8.1. Clinical Relevance and Practical Considerations
Recent approaches based on diffusion models have shown improvement in the qualitative accuracy of synthetic CT images. However, their clinical relevance depends on their quantifiable impacts on radiotherapy workflows. The next step in the clinical approach is to make a direct correlation between the enhanced image quality and treatment accuracy in the dose calculation. Thus, integration of conditional diffusion models into clinical pipelines can reduce uncertainty in CBCT-based dose computation. This can enable more precise dose delivery and adaptive re-planning.

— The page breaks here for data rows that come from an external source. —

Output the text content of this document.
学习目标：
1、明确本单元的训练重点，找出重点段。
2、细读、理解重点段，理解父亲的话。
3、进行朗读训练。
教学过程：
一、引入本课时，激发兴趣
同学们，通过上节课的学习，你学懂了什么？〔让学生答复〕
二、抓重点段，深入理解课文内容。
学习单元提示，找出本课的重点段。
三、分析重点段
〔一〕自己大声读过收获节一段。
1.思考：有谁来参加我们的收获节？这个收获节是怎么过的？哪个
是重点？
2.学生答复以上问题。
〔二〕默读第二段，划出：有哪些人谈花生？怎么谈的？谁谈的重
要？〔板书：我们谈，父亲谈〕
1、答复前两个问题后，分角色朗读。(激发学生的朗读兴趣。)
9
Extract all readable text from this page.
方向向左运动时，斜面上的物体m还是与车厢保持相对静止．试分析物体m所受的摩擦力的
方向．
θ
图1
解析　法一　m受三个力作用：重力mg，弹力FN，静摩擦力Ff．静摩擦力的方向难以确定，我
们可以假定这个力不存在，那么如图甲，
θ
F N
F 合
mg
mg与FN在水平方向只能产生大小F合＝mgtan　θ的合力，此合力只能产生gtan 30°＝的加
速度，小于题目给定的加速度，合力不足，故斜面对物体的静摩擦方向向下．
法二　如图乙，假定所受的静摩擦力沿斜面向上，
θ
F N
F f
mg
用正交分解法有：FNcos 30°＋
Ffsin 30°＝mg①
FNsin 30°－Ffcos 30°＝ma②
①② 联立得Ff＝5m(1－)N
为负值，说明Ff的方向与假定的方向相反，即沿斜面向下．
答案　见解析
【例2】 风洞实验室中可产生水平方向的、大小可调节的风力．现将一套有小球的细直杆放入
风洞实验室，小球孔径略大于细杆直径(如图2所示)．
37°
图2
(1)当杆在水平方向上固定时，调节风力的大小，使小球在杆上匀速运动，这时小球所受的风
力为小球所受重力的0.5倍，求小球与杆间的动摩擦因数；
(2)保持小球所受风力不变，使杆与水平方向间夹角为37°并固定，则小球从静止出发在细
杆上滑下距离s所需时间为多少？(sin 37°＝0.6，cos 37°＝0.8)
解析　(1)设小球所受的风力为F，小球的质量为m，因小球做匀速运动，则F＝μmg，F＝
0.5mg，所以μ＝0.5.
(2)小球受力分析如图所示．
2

In addition, future research shall emphasize the scalability and inference efficiency to ensure real-time applicability in online adaptive radiotherapy. Domain adaptation strategies include fine-tuning across different scanners, protocols, and anatomical sites. These will be essential to maintain consistent performance in heterogeneous clinical environments. Such considerations highlight the importance of bridging technical advancement and having measurable radiotherapy outcomes to fully realize the translational potential of diffusion-based CBCT to CT synthesis.
In particular, future studies should directly evaluate whether improvements in sCT image quality translate into more accurate dose calculation, more reliable treatment planning, and measurable clinical benefit in adaptive radiotherapy workflows. At present, this remains a key limitation of the literature, because clinically meaningful endpoints were reported in only a subset of the included studies and were not evaluated using standardized criteria across the field.
In addition to image quality and artifact suppression, studies have reported promising clinical implications of sCT synthesis for radiotherapy applications. For instance, diffusion-based sCT generation has been evaluated for its impact on dose reconstruction accuracy. This shows a mean dose difference below 2% compared to planning sCT in head-and-neck and pelvic cases. Such improvements translate into more reliable adaptive re-planning and target coverage assessment. In addition, the high-fidelity sCT outputs can facilitate accurate auto contouring of organs at risk. These can reduce manual workload and variability. Preliminary investigations into workflow integration have shown the feasibility of incorporating trained diffusion models into online adaptive pipelines. These can have an inference time of less than 5 to 10 s per volume on modern GPUs.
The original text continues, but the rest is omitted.